Inquiry-Based Research
Setting a purpose for reading is a critical piece to reading a text carefully, and one that bolsters text comprehension. Moreover, when students can form their own questions to guide their research, it animates their motivation to read and comprehend a text that may seem otherwise uninteresting. Inquiry-based research is a strategy in which students formulate their own questions in response to an image or experience that they want to know more about. In this unit, students will interact with a series of images that they may have little to no background knowledge about. After visually observing and analyzing an image, students will generate WH-questions about the image. Students will then read a short, level-appropriate text to seek answers to these questions. By implementing this strategy in the classroom, students will feel more ownership and motivation to comprehend informational texts and students will conduct meaningful research that contextualizes the history of an image and supports their understanding of the artist’s theme.
Collaborative Writing
Collaborative writing is a highly-scaffolded approach to teaching writing that ensures students have multiple experiences to engage with writing at varying levels of cognitive demand.
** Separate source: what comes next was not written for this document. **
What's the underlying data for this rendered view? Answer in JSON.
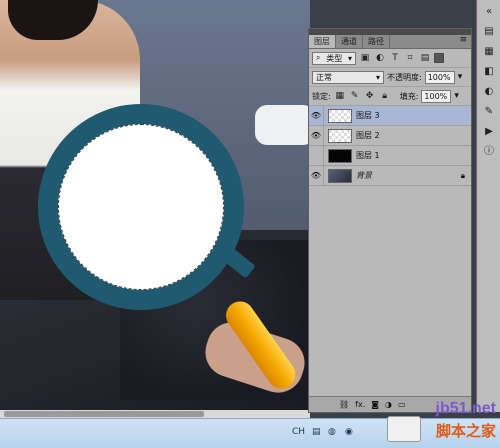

The first scaffold in a collaborative writing sequence begins when the teacher models the writing process in front of the class. For example, if students must write a description of the photo, it is essential to model how to draw on observations and words used to describe the photo while constructing the sentences that will form the completed description. This provides students with an example of the metacognitive thinking, application, and revision skills that occur during the writing process. In the next part of the collaborative writing sequence, students will work collaboratively to produce a writing product that is similar to the class example. Students will work together to negotiate meaning, application of grammar, and revision of sentences, in much the same manner that the teacher modeled. In the final step of this strategy, students will produce writing independently. They will have two experiences with the type of writing they are expected to produce, as well as two examples that they can use to format their independent writing. This strategy is especially effective with newcomer MLLs, who are emerging writers in English, and need multiple interactions with grammar and writing forms before they are able to produce written texts that meet the requirements of the writing prompt.